To theorise why this might be the case, the fact that Thoroughbreds are naturally equipped with such freakish amounts of muscle mass on such a relatively light frame may mean that the use of anabolic steroids to add more muscle mass could well do more harm than good, unbalancing what is a finely balanced athletic equation leading to breakdown or athletic inefficiencies. With regard to EPO and cobalt chloride, the potential for them to have as significant an effect on Thoroughbreds as they do on humans is greatly reduced by the fact that all Thoroughbred horses have an in-built blood doping system in the form of their remarkable spleens, which flush great volumes of red blood cells into a horse's blood stream when maximum effort is required.
Of course, even if this theory is correct and horse racing isn't as vulnerable to chemical corruption as human sports, that doesn't mean for one second that there shouldn't be as heavy an emphasis as possible on drug testing and related research around the racing world.
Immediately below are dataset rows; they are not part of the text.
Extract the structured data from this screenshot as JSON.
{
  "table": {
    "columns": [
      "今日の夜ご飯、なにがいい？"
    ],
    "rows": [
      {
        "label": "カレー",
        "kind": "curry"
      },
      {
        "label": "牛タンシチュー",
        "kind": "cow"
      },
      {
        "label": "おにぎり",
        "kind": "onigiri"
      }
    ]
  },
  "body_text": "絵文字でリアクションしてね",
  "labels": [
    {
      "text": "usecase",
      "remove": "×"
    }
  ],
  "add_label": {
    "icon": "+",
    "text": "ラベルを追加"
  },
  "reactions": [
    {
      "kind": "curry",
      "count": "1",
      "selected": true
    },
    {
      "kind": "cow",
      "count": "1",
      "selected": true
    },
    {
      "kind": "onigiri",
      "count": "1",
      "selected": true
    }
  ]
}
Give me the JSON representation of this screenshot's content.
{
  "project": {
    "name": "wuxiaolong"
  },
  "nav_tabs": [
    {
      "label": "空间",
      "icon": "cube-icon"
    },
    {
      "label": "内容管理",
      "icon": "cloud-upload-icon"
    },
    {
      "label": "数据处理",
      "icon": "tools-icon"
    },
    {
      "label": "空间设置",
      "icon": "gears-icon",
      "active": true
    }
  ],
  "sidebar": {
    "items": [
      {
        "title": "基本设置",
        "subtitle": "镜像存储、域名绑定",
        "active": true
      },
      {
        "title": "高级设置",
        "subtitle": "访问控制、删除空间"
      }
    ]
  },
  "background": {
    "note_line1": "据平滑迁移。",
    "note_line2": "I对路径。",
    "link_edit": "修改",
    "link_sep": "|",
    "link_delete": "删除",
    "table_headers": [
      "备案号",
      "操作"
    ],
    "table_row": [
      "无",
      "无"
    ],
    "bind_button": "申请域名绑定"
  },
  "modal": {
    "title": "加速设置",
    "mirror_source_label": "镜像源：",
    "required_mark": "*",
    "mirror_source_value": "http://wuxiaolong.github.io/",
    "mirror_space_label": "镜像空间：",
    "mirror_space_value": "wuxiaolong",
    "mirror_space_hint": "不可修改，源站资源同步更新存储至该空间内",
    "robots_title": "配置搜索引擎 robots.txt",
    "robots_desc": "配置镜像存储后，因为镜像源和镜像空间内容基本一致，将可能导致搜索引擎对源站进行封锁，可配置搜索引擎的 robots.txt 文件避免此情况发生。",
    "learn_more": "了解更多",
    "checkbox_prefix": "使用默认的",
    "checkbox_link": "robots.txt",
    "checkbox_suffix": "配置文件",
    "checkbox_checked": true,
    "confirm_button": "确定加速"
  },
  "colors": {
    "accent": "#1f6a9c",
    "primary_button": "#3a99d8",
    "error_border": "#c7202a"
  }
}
Whether or not drug cheats are getting the advantage they seek for their horses, those that are prepared to break the rules in search of an edge have to be pursued, caught and weeded out of the sport not only in the interests of a level playing field, but also in the interests of horse welfare.
The genetics of the Thoroughbred horse have been meticulously nurtured over the last 300 years to produce what is unquestionably the most majestic natural performance athlete on the planet. In a modern world where feats of great athletic achievement are greeted with as much suspicion as adulation, it is our job as an industry to ensure that horse racing is as clean as possible so that the world can appreciate the brilliant feats of our equine athletes without skepticism.